Purden was a presenter on BBC's Cash in the Attic, visiting family homes to find out what they need to raise money for. They then explore the home to find items that may be taken to auction, which are valued by experts. Before this, he presented Series 1 to 3 of Channel 4's Room For Improvement, a home renovation show.

Purden appeared with TV personality and self-described psychic medium Derek Acorah. In 2005 he presented Quest for Guy Fawkes, which attempted to discover what happened during the Gunpowder Plot of 1605 by contacting Guy Fawkes's spirit. In the first season of Derek Acorah's Ghost Towns (2005–2006), Purden and co-presenter Danniella Westbrook accompanied Acorah to towns and cities throughout Great Britain said to be haunted. These programmes were produced for Living TV.

Purden did media work for British Airways TV, RBS, Scottish Television (now STV) and the Travel Channel, and also fronted TV We Love To Hate for BBC Three. Radio appearances include BBC Radio Scotland and LBC 97.3, and he writes occasional travel pieces for the Scottish tabloid the Sunday Mail.

In 2010, Purden appeared in a cinema advertising campaign against the arms trade for Amnesty International.

Purden, alongside Lorraine Kelly presented the six-part psychology series, Make Me Happier for STV, which was broadcast in November/December 2009, then appeared as a guest presenter on STV's daily lifestyle show The Hour on occasion – his first show being in February 2010, alongside main anchor Michelle McManus. In April 2010, he presented STV gameshow Postcode Challenge, replacing Carol Smillie until the show was cancelled. Purden read psychology via the Open University and in Edinburgh where he gained an honours degree. He subsequently retrained, worked at Hinchley Wood School for 2 years and is now head of psychology at an all boys private school in London.

==Selected work==

| Year(s) of appearance | TV programme or series |
|---|---|
| 2002–present | Cash in the Attic |
| 2004 (Series 1–3) | Room for Improvement |
| 2005 | 2005 BAFTA/LA Cunard Britannia Awards |
| 2005 | Derek Acorah's Quest for Guy Fawkes |
| 2005–2006 (22 episodes) | Derek Acorah's Ghost Towns |
| 2007–present | People's Postcode Lottery |
| February 2008 | Ready Steady Cook (participant) |
| [Currently unknown] | TV We Love to Hate |
| 2006 | Watch to Win |
| November/December 2009 | Make Me Happier |
| February 2010 | The Hour (guest host) |
| April 2010 – 2011 | Postcode Challenge (main host) |

Some information in this table was obtained from "Angus Purden: Filmography".

==Personal life==
Purden is interested in interiors and architecture. In January 2004 it was reported that he and his partner owned a 1722 five-storey Georgian townhouse in the East End of London which had taken seven years to renovate and furnish from its original near-derelict state. He later moved to Notting Hill.

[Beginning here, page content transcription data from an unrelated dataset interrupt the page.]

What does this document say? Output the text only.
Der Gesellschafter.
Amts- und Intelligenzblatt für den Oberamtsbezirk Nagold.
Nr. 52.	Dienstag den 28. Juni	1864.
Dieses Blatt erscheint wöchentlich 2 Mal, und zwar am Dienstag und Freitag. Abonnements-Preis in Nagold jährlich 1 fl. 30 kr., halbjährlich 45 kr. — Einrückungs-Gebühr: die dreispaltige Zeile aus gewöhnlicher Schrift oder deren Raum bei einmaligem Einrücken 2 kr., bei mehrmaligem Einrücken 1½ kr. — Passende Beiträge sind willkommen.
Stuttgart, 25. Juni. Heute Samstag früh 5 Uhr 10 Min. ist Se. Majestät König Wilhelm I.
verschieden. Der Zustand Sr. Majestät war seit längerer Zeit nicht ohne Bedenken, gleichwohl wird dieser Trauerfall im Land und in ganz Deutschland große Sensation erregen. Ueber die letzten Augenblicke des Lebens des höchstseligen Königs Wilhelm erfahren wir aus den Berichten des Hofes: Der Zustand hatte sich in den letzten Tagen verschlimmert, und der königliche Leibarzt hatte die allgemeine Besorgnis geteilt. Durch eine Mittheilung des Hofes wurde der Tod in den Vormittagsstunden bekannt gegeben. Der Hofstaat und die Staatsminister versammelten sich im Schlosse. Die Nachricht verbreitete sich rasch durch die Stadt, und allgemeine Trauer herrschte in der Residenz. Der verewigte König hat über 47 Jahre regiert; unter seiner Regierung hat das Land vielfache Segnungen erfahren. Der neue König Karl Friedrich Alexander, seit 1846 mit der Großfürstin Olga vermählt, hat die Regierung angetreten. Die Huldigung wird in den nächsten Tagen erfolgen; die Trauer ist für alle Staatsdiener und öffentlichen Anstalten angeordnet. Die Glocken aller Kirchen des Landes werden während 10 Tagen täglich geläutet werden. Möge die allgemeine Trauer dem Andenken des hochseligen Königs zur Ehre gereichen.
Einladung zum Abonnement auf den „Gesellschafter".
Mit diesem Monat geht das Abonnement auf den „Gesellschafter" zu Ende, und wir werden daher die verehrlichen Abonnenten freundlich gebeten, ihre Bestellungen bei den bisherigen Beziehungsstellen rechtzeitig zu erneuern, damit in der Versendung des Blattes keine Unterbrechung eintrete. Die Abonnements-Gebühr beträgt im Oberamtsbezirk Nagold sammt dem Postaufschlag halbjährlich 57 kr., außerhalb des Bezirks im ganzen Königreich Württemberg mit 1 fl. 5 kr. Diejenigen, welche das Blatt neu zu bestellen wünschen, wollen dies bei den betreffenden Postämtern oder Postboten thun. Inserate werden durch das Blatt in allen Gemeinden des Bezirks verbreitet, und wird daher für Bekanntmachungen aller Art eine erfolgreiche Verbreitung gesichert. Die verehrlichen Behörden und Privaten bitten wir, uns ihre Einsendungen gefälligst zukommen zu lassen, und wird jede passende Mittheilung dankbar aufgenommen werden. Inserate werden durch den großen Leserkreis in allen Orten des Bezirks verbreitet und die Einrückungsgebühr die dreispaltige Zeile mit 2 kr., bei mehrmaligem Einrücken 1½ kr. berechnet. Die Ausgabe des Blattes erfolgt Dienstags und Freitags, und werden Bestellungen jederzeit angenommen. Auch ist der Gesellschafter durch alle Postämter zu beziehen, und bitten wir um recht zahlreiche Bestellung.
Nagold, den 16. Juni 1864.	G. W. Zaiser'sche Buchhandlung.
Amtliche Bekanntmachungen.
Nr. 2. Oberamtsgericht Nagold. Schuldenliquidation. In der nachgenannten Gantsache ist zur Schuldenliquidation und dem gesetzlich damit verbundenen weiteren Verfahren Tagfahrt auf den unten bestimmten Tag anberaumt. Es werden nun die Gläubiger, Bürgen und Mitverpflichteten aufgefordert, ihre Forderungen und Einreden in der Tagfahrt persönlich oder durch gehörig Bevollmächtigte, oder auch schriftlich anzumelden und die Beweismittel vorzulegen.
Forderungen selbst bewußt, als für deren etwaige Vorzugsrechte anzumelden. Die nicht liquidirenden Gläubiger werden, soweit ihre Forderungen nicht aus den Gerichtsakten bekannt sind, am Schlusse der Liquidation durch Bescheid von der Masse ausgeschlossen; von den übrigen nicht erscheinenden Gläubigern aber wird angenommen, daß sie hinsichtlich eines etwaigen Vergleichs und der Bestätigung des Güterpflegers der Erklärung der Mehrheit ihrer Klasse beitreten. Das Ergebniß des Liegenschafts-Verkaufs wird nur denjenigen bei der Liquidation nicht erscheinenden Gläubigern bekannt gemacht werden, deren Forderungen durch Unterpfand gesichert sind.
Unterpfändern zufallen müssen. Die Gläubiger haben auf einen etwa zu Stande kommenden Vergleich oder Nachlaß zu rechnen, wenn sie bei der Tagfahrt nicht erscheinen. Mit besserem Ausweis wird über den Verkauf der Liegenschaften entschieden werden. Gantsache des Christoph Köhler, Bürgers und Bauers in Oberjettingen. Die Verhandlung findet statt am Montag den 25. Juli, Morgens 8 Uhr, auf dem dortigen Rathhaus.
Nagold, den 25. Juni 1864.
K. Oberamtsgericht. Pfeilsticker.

By April 2006 Purden had returned to Glasgow's West End after having spent 12 years in London. He said that being back in Scotland was a "breath of fresh air" and added: "Life seemed too hard in London. I needed to be there initially because of my career but now that I'm more established I feel it's going to be easier to commute. I'm elated to be back." In Glasgow, he acquired and renovated two B-listed properties. He later renovated a property in Edinburgh.

Purden lists his other main interests as including food, travel (he speaks fluent Italian) and consumer issues. However, in February 2008 he was branded a 'kitchen calamity' after recording the lowest-ever score on the BBC programme Ready Steady Cook.